Strength Training Is Different Than Muscle Building
Strength training taxes your nervous system and usually will not give you the massive DOMS the next couple of days later. I’m not saying you won’t get sore, just not as bad as if you take sets to high rep failures.
With that being said, you cannot go until failure while strength training because you will start to become weaker and can get sick if you do not recover enough. Some might call this over-training, I just call it not being able to recover.
This is why you don’t test your 1 rep maxes constantly and why you are probably not progressing.
Train For Purpose = Results
If you go one step further and make a goal to compete in a powerlifting meet, you are going to have a new-found focus in training and will start hitting personal records left and right.

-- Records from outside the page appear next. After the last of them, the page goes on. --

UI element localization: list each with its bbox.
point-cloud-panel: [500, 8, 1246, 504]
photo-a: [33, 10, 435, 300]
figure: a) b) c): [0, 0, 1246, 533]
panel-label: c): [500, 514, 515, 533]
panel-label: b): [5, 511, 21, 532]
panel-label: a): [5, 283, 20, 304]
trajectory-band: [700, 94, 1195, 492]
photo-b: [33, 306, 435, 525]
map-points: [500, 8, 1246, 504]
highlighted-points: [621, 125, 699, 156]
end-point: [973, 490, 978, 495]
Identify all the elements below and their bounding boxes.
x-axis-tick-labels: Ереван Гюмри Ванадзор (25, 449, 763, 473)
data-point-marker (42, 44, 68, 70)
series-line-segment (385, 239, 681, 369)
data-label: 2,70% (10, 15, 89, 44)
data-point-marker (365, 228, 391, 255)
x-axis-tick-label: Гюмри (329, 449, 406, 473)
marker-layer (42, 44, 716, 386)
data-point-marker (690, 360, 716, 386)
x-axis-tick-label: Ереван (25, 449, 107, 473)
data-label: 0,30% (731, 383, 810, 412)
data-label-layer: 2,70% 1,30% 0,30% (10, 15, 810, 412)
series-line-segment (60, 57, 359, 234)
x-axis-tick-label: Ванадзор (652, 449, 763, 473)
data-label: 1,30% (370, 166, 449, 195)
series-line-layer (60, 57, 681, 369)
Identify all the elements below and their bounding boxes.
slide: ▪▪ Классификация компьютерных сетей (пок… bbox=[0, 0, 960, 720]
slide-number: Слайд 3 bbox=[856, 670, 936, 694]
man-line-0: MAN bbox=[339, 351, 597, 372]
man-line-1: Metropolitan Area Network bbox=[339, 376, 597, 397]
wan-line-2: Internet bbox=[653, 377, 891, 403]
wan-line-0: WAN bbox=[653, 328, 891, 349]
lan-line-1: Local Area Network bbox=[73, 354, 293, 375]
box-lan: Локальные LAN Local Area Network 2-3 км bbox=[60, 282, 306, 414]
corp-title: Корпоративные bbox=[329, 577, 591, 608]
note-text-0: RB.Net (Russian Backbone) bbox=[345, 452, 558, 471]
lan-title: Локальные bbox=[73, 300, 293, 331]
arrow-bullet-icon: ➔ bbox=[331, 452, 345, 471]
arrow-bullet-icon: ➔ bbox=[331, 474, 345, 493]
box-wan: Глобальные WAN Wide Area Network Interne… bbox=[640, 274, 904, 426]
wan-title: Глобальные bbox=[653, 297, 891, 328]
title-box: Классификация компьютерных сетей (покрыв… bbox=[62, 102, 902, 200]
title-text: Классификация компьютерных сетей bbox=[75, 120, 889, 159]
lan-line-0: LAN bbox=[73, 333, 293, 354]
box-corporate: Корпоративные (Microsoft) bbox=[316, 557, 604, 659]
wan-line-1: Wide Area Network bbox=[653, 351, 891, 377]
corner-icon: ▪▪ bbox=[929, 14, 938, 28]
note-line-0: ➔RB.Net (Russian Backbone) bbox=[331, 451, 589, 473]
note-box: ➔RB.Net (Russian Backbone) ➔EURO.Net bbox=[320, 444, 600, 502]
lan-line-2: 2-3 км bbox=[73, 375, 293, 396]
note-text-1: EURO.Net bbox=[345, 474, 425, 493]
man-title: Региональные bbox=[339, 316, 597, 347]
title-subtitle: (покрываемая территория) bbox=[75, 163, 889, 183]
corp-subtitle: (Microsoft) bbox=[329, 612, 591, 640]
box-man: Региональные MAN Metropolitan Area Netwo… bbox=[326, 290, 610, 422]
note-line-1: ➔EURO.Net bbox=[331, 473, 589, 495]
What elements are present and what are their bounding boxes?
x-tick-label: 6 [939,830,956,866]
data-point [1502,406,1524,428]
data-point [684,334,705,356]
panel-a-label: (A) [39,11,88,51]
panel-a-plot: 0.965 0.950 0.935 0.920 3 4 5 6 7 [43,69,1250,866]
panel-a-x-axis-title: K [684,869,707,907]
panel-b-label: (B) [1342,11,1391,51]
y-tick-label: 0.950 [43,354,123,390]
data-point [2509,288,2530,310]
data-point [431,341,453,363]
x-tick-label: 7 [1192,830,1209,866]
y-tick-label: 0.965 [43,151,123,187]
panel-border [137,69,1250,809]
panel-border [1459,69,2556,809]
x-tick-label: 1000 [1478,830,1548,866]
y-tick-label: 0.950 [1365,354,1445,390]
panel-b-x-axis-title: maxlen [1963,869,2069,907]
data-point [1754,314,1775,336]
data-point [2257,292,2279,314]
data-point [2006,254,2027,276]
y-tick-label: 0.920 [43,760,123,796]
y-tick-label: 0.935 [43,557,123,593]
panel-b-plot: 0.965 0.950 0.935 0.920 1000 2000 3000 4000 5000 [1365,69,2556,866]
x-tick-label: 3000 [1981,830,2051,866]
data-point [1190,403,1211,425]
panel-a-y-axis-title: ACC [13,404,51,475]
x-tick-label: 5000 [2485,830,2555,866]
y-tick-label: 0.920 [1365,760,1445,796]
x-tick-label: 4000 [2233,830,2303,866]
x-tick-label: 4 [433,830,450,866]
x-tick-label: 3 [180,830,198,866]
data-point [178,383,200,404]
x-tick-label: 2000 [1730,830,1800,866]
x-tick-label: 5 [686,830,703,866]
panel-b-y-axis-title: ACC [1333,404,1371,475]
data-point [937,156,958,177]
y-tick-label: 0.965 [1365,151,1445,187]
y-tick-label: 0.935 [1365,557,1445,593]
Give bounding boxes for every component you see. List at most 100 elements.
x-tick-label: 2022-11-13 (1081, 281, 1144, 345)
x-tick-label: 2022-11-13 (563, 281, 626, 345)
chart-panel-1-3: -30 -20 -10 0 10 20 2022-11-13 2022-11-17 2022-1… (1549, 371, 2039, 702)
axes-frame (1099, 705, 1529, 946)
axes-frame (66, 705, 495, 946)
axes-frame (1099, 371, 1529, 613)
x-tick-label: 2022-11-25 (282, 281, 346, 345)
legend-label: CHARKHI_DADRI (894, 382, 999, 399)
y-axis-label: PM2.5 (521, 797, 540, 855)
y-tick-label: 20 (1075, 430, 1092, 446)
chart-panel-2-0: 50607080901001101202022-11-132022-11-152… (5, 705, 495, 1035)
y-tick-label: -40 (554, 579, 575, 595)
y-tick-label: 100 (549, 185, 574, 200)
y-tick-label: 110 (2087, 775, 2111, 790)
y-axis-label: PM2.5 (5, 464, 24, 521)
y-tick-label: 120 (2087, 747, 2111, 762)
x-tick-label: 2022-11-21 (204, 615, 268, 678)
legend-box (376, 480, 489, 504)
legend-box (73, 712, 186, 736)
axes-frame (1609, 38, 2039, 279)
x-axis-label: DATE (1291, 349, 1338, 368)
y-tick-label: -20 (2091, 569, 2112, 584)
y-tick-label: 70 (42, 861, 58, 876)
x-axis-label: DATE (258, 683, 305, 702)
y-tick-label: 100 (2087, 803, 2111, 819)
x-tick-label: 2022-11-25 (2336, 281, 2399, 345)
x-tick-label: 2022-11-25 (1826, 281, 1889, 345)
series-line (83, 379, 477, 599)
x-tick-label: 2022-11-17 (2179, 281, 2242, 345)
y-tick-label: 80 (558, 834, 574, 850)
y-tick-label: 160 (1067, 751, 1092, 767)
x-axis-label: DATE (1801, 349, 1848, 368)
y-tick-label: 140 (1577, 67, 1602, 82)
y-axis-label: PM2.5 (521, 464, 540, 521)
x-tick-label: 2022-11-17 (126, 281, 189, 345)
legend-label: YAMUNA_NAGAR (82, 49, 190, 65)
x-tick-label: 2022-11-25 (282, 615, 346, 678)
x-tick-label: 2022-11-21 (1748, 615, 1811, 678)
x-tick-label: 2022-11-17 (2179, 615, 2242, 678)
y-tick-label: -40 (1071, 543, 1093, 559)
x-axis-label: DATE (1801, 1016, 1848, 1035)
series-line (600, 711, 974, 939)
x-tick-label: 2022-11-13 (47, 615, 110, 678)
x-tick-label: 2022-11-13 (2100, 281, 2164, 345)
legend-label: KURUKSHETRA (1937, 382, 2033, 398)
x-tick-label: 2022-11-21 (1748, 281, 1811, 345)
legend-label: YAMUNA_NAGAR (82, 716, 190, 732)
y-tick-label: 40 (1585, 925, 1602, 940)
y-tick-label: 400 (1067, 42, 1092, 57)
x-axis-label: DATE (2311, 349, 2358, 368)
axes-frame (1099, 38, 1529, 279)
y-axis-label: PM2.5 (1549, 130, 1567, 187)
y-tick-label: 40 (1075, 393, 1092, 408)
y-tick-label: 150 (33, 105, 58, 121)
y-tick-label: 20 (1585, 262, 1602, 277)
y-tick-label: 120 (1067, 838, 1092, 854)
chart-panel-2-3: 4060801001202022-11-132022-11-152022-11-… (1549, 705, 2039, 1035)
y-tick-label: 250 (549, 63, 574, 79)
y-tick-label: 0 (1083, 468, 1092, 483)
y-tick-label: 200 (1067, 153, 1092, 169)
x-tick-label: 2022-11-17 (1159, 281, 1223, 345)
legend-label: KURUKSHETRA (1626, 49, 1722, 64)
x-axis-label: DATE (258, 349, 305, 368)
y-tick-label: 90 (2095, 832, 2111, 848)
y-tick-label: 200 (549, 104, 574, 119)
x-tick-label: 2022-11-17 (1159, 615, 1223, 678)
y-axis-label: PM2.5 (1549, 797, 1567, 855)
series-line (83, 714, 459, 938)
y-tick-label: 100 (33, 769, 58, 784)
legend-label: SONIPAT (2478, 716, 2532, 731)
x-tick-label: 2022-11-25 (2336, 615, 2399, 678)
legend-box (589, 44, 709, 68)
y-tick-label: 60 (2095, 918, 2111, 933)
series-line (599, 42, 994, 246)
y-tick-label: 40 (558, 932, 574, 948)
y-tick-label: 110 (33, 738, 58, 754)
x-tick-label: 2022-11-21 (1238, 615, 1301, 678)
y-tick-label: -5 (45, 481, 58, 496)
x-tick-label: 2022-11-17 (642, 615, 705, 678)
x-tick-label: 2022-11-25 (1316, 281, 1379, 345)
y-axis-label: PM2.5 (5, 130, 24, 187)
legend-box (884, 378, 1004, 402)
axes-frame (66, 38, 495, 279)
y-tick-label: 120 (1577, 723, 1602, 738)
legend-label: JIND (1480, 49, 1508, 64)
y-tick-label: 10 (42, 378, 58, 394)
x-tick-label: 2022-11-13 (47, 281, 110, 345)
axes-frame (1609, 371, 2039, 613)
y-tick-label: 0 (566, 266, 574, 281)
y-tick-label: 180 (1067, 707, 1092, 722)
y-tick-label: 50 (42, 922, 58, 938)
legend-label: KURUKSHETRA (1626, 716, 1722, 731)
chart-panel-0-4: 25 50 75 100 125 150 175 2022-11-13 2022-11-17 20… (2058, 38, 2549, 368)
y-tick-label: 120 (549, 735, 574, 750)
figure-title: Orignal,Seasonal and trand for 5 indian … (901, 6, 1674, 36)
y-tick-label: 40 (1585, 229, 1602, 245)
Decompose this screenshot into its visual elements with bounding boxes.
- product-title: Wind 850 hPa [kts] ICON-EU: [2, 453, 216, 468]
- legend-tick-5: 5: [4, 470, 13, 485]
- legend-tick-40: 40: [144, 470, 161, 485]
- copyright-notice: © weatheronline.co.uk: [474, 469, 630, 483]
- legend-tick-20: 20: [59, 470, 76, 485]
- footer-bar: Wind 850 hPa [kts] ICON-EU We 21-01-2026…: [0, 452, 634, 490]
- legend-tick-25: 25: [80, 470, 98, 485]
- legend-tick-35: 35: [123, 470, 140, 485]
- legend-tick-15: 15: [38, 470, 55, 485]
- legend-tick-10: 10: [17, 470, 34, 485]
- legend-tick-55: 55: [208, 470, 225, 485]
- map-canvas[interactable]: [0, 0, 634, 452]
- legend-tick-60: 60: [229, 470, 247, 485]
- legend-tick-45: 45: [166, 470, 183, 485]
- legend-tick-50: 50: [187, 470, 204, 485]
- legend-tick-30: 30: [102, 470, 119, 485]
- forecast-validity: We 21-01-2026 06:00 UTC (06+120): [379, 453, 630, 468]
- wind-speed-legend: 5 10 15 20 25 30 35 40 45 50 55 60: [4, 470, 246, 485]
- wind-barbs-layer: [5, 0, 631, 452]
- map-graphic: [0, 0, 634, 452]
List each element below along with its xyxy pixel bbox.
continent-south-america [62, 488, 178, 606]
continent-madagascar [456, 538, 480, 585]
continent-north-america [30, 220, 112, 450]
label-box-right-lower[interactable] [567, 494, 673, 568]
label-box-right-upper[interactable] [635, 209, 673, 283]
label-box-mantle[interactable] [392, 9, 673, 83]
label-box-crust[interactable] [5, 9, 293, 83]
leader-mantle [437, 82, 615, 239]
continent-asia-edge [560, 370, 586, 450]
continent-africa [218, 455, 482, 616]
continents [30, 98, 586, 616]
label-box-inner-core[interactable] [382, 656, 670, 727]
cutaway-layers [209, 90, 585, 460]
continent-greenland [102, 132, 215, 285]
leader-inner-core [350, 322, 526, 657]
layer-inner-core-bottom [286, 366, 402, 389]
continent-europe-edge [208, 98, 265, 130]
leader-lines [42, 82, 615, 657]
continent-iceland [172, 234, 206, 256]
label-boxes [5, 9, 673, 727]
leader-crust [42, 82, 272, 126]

When you train with a purpose, you are going to see results.
Sure people go to the gym to lose weight and build muscle but if you want to put 20 pounds on each of your lifts’ personal records at the meet coming up in 6 months, you are going to train much harder and smarter than normal.
Whether or not you want to be competitive, your competitive nature will start to come out and you are going to be more “hungry” for the results you are trying to achieve.
Kind of like reaching that 405 pound deadlift you’ve been working towards; you’re going to be thinking about it constantly and be willing to put in the grind to get it.
Nothing commands respect in and out of the gym as being yoked.
Heavy ass deadlifts will give you massive traps, squats will help you build mass all around, and bench will help build up your chest and front delts which will make you look like a monster.
Quit doing your girly shrugs and start putting some weight on that bar and deadlift.
The movement of squatting, pressing, and picking stuff up is an everyday movement.
Next time you need to pick up something off of the ground or put something up in the pantry, remember how the big three lifts help.
Doing countless shrugs or bicep curls don’t necessarily build as much functional strength as deadlifts or squats will. Making daily tasks easier to do is something that everyone should aim to do.
No more struggling trying to pick up a case of water.
Nothing will make you “nut up or shut up” like getting under the bar on a personal record attempt.
Being able to build up the confidence in your form and shut that voice up in your head saying “you can’t do it” is a feat and is important to be able to do in all areas of life.
Confidence In Other Areas Of Life
Hitting personal records gives confidence in all areas of life.